Division of Transplantation, University of California, San Francisco, CA 94143, USA.

出版信息

J Gastrointest Cancer. 2010 Dec;41(4):217-20. doi: 10.1007/s12029-010-9163-y.

Abstract

Hepatocellular carcinoma (HCC) remains a common cause of mortality worldwide. Liver transplantation has emerged as the optimal treatment for cirrhotic patients with HCC; however, the shortage of donor organs leaves waitlisted patients at risk for disease progression beyond transplant criteria. Prevention of waitlist dropout has fueled investigation into a wide array of locoregional therapies for the management of HCC in candidates awaiting liver transplantation.

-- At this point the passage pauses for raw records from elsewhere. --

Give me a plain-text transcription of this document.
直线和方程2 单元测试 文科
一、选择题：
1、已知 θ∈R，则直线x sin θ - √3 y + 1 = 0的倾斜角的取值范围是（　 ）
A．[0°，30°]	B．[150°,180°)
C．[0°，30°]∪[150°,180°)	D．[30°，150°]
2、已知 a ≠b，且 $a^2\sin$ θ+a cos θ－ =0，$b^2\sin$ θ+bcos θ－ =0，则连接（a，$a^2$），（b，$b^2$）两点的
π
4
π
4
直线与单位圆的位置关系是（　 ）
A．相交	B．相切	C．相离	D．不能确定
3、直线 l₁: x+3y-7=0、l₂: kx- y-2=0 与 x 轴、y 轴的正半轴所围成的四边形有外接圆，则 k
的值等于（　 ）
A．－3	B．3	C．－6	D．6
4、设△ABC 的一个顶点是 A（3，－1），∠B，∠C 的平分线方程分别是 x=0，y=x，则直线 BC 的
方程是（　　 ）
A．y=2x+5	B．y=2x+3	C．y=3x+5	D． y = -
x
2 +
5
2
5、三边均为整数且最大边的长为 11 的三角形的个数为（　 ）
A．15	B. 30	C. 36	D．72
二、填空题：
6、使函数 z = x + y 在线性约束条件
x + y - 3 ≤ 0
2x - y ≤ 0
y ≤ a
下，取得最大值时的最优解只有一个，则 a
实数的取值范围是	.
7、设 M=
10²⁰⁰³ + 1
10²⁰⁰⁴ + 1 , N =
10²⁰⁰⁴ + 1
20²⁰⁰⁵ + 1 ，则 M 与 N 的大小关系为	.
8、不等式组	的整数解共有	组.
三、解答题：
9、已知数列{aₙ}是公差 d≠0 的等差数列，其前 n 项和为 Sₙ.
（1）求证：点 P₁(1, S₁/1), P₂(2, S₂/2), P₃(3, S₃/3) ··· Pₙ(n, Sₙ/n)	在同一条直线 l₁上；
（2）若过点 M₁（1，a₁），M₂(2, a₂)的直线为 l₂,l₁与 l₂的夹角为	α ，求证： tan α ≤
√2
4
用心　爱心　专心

We present a patient with HCC who underwent treatment with sorafenib, which resulted in a remarkable reduction in tumor burden to allow for liver transplant listing.

摘要

肝细胞癌(HCC)仍然是全球范围内常见的死亡原因。肝移植已成为肝硬化合并HCC患者的最佳治疗方法;然而,供体器官短缺使列入等待名单的患者面临疾病进展超出移植标准的风险。预防等待名单上的患者退出促使人们对多种局部区域治疗方法进行研究,以管理等待肝移植的HCC患者。我们报告了一名接受索拉非尼治疗的HCC患者,该治疗使肿瘤负荷显著降低,从而得以列入肝移植等待名单。